For those whose marriages were already asexual before the pandemic, or for whom one partner has more desire than the other, months of lockdown “magnify what goes wrong in the relationship,” said Mindy McGovern, marriage therapist and family in Seattle.

“For couples who might distract from the distress of intimate relationships by doing things outside the home, they no longer have those options,” Ms. McGovern said. “Your partner now knows everything about your day – all the time you have available where you could have sex.”

She and other experts ask spouses to try and practice compassion and kindness during this prolonged period of disruption.
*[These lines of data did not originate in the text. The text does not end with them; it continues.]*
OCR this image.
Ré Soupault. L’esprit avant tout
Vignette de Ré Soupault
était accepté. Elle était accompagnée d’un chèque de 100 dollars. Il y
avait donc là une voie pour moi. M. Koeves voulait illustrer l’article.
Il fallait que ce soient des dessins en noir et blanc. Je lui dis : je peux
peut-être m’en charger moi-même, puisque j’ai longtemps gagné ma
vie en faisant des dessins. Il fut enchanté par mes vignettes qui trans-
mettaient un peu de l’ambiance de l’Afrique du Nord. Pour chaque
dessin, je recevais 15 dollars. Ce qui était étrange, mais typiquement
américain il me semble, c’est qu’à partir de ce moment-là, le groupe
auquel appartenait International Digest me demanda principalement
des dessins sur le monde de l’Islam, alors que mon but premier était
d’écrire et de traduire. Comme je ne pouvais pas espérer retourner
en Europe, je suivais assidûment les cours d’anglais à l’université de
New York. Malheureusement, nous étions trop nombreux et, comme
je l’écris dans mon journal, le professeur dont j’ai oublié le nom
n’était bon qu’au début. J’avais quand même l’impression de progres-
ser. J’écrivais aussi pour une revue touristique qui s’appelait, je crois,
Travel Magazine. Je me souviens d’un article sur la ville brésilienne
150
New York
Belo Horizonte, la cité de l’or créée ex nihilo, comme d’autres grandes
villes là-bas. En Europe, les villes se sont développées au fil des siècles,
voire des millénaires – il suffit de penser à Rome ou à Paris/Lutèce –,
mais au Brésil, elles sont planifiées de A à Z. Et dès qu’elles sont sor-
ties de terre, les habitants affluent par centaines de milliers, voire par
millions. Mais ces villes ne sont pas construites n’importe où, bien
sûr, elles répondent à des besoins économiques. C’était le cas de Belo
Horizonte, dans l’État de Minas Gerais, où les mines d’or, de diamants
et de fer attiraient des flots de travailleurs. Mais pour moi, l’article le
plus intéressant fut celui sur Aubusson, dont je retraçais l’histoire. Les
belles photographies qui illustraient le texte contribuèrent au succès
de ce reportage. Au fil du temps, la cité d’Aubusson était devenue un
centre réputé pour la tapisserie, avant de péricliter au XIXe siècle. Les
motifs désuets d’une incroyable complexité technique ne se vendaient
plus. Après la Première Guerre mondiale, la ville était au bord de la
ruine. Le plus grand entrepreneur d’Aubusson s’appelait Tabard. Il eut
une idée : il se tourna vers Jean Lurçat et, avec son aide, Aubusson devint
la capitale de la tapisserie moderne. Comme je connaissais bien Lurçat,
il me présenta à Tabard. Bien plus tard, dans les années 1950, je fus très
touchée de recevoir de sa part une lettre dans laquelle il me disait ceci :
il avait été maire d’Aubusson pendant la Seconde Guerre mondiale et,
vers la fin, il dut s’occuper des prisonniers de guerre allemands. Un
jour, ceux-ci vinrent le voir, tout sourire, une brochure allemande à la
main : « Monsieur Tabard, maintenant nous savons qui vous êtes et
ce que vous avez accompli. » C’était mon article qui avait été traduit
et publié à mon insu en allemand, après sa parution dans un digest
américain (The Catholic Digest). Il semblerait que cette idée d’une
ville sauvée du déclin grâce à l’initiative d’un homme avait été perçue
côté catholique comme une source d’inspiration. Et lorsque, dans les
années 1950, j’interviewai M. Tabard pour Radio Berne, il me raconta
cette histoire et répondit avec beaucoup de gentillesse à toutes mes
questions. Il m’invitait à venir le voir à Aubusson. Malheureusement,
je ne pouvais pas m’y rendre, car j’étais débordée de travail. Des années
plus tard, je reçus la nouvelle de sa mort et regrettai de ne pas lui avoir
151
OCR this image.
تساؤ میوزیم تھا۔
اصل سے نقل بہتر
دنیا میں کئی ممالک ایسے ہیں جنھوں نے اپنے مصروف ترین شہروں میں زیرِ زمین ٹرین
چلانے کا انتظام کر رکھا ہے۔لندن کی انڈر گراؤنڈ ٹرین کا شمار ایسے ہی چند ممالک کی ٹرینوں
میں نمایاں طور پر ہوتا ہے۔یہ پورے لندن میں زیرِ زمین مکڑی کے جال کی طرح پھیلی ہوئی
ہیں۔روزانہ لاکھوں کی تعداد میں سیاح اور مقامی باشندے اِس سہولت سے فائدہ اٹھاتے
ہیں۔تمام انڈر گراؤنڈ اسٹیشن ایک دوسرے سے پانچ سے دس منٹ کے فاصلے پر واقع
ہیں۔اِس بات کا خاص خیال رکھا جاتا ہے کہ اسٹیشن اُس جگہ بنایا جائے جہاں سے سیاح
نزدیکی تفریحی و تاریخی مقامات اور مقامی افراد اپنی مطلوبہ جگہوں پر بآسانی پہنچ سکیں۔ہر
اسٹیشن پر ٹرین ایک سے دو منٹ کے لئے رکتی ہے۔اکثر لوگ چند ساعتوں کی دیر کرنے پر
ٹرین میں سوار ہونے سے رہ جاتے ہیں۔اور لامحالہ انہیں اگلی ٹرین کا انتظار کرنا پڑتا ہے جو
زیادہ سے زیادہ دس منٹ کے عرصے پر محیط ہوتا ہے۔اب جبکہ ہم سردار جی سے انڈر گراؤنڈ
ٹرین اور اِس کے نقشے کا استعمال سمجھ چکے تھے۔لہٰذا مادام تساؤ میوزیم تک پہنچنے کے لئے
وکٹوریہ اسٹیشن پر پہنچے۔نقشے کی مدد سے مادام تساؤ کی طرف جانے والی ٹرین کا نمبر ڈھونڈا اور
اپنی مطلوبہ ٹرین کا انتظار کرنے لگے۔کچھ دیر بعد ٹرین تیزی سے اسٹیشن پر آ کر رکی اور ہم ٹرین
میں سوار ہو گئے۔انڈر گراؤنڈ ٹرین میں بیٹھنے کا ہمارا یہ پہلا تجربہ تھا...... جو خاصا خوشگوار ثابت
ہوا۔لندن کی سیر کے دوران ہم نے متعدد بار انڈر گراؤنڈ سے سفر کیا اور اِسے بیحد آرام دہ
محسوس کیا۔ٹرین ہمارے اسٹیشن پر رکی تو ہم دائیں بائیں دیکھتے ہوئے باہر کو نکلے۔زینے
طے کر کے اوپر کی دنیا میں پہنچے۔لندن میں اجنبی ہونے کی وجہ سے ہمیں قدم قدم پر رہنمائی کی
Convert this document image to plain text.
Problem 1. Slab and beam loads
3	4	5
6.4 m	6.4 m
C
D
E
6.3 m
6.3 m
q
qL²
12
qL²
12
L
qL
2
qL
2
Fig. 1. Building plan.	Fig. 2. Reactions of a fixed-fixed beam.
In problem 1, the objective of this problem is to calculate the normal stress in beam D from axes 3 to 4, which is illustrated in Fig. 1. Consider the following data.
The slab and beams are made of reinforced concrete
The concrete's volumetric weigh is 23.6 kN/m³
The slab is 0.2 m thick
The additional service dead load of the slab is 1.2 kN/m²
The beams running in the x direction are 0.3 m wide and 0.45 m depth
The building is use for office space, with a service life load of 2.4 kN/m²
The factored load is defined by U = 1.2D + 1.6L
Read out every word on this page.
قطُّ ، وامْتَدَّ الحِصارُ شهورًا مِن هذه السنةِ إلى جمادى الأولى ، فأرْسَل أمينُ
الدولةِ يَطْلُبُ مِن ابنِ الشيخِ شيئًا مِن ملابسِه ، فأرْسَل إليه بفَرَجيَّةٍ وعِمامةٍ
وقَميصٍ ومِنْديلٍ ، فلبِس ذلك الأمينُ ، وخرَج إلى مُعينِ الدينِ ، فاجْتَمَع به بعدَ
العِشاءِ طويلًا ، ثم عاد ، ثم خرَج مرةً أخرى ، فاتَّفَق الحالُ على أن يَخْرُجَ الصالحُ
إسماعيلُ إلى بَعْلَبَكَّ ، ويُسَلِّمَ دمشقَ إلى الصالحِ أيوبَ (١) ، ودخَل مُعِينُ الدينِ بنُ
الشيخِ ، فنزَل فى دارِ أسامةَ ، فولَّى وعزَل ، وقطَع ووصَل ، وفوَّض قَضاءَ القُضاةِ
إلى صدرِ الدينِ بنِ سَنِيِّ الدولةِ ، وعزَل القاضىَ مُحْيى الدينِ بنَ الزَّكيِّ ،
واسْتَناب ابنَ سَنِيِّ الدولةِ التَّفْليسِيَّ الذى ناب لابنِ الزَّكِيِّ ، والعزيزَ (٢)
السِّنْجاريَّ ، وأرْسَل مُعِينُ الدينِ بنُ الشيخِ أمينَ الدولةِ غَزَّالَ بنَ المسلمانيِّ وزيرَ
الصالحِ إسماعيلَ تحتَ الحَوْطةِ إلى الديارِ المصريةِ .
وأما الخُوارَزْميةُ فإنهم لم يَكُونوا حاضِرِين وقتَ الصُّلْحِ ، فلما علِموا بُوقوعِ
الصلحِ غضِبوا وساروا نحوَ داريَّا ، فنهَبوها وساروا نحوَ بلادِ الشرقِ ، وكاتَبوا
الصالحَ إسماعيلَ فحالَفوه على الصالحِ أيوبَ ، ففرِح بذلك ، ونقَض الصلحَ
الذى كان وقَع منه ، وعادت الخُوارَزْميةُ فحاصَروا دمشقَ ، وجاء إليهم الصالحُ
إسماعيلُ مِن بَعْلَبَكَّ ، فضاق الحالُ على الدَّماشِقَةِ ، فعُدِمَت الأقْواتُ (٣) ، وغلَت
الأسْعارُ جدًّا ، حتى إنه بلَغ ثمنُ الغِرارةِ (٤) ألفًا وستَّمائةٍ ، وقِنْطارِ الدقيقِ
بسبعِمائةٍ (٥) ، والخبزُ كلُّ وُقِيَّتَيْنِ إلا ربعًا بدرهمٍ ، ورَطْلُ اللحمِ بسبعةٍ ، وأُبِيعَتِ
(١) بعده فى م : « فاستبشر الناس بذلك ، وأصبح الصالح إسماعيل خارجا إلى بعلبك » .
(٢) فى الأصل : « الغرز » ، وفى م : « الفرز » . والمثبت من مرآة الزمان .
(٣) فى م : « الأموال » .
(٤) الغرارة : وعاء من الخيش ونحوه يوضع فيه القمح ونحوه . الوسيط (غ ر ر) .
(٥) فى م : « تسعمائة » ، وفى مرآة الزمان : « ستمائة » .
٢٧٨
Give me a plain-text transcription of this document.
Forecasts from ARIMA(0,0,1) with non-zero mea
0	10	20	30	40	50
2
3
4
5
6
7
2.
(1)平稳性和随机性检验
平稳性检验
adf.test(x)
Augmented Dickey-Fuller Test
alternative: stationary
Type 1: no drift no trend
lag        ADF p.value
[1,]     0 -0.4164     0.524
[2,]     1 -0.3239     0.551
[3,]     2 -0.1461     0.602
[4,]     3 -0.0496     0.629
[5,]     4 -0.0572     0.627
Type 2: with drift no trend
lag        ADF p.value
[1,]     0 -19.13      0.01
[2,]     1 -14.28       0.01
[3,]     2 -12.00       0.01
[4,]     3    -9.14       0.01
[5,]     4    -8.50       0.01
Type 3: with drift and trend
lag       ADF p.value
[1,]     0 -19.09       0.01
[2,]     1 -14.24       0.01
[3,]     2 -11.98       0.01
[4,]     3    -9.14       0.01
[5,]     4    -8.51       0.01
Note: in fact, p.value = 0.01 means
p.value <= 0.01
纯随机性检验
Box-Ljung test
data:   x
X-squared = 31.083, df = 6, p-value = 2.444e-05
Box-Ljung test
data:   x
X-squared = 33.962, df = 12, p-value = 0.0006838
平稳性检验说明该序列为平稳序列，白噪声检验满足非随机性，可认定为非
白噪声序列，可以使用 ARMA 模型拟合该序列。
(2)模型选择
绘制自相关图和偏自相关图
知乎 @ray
Dr Kleinplatz strongly recommends that couples set aside 15 minutes two or three times a week to sit in a comfortable place and “check in with each other from the heart”. She recommends that partners turn off their electronic devices and avoid talking about children or work.

These moments of “emotional time” reduce stress and allow partners to step out of their “forced domesticity” to sow a more erotically charged atmosphere, said Dr Kleinplatz, who co-authored the 2020 book. Gorgeous Sex: Extraordinary Lovers Lessons.

She also shares with her couples the concept of “thrill,” coined by American psychologist Carol Ellison: occasional small gestures to stay sensually engaged, even if that doesn’t immediately lead to sex. For various couples, simmering can mean dancing to the music they have listened to when they are dating, cooking together, applying perfume, or giving a massage. These are activities that engage the senses in one way or another – very different from building puzzles or playing Monopoly.

“We worked with a couple who created a facsimile of a favorite in-room restaurant,” said Dr Kranz, whose sauna and hot tub with her husband would be called stews.

Spouses told Dr. Kleinplatz that simmering takes some of the pressure off sex. While she believes now is not the time for excessive expectations, Dr. Kleinplatz has warned partners not to completely neglect their sex lives lest they remain disengaged after the pandemic.

“What I tell my couples is not to set the bar too high but… to simmer your relationship until a full boil becomes possible. Now is the time to cultivate ‘maybe’ and little bits of flirtation — even if you know there is no energy to act right now.